While such interventions have implications on states’ fiscal health, given their limited revenue mobilisation capacity, it is the state’s responsibility to build an ecosystem in which all citizens can avail essential services. In the absence of this, and in the face of inequality, stopgap measures are often necessary. It is in this context that such spending should be seen as subsidising public goods. Moreover, such spending can also create positive externalities that can accelerate economic growth.
Populism vs welfare
Governments forgo revenue by giving tax exemptions to the corporate sector, loan waivers to big farmers and industrialists, bank recapitalisation due to nonperforming assets of banks, giving land to industries at subsidised rates, or perks to legislators. These measures also create constraints on the fiscal exchequer but do not feature in the discussion on freebies. Such discussion is often confined to the expenditure side of interventions, targeted towards the economically deprived or marginalised communities. The measures like those mentioned above, are often tagged as incentives, consciously provided to promote economic growth and development. Is it not possible to view free provision of essential goods and services to disadvantaged groups in the same way?
The debate on populist policy vis-a-vis welfare measures has nuances, and it may not be useful to categorise a measure as one or the other. It is also not judicious to tag any populist policy as detrimental for the economy; it is subjective and needs to be analysed in the context of the particular sector or demography.

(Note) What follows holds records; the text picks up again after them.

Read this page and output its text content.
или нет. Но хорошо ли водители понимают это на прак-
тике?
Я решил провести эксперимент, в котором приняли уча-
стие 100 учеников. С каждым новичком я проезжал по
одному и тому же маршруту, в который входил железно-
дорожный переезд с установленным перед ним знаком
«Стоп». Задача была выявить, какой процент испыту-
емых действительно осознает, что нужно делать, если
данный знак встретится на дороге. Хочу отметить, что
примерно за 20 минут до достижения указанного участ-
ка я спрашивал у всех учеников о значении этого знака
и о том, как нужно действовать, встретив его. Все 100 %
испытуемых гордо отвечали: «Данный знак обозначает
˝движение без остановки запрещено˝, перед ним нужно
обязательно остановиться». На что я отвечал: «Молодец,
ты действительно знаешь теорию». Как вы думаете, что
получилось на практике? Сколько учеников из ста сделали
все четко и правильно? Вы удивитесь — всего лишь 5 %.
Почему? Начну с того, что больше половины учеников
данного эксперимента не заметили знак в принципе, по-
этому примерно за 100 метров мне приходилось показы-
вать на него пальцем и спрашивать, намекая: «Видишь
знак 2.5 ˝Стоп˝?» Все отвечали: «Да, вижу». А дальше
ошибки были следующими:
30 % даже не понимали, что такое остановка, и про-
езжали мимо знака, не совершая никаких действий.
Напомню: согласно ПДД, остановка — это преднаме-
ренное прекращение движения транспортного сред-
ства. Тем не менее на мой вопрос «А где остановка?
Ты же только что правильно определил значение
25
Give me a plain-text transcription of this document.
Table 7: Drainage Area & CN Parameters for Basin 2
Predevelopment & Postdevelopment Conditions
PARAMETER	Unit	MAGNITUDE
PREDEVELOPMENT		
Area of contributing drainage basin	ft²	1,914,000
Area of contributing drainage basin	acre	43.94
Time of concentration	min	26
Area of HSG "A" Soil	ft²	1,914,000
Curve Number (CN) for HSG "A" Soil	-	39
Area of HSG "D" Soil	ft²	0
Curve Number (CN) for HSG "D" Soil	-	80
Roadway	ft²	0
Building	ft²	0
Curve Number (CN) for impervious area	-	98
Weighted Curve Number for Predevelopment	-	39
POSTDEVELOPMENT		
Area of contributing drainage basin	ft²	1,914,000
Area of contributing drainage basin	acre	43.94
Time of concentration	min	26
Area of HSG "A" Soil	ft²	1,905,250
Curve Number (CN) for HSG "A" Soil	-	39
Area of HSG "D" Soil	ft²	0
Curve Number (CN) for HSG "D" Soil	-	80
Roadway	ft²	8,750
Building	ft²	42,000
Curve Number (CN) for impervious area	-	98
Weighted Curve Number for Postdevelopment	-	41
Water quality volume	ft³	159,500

One cannot deny that there are measures that are inefficient, distortionary, or a waste of resources; and it is also true that leakages or mismanagement of resources in development schemes is a persistent problem. This cannot be the sole argument for scrapping social protection-oriented welfare measures. The question that should be asked in the context of this debate is whether a policy is good or bad for development outcomes and fulfilment of human rights.
Protiva Kundu, Shruti Ambast and Gurpreet Singh work with the Centre for Budget and Governance Accountability, which aims to increase transparency and accountability in governance through rigorous analysis of policies and budgets.